For motor disability accessibility, the architecture advantage is real. Most assistive tech sits outside the app and navigates by DOM tree or pixel position, which is brittle. Since you're inside the React tree, you could expose semantic actions — not just "click the third button" but "open this ticket" — which is what users actually want to do.

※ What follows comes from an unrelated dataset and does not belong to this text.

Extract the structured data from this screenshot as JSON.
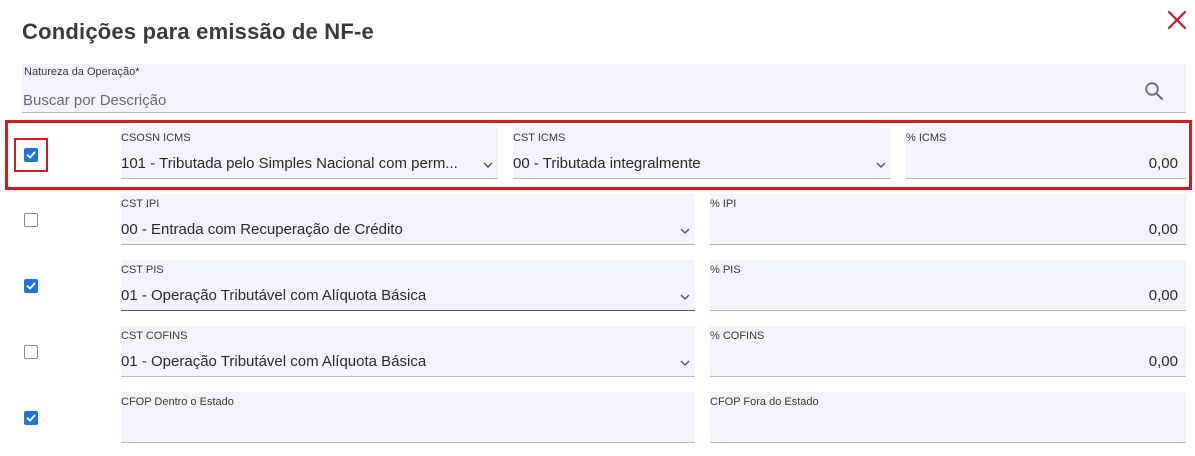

That beats anything screen readers offer today.
And it's not just permanent disability. Temporary and situational cases are everywhere and constantly overlooked — a parent holding a child, someone with a broken arm, post-surgery recovery. These people aren't going to install a full assistive tech stack for a few weeks or a few minutes. But gaze + voice built into the app they're already using? That's zero-friction.
The real value is combining inputs. Gaze to set context, voice for commands, and simple nonverbal signals (blink, nod) for confirm/cancel. That covers users who have voice but limited mobility and users who have gaze control but inconsistent speech. Most assistive tools force you to pick one input mode. Having all three with shared app context is the differentiator.
Even starting with head nod as a binary yes/no would unlock a lot. Reduces the voice dependency for simple interactions and makes the whole system more resilient when one input channel is unreliable.
Really appreciate this! This is one of the strongest framings I’ve seen of where this could go.
The semantic action point is exactly where I think the architecture wants to evolve: less “infer everything from the DOM,” more explicit app-level capabilities like opening, filtering, confirming, assigning, etc.
And I think you’re right on the temporary / situational accessibility angle too. I didn’t start from accessibility, but the more I build this, the more it feels like a natural fit for those cases because it removes the need to install a separate assistive stack.
Head nod as a simple yes/no is also a very interesting idea. I probably wouldn’t start there before hardening the core loop, but it feels like a strong extension once the underlying interaction model is solid.
nice job , bro
Appreciate it! Curious what you’d try this on?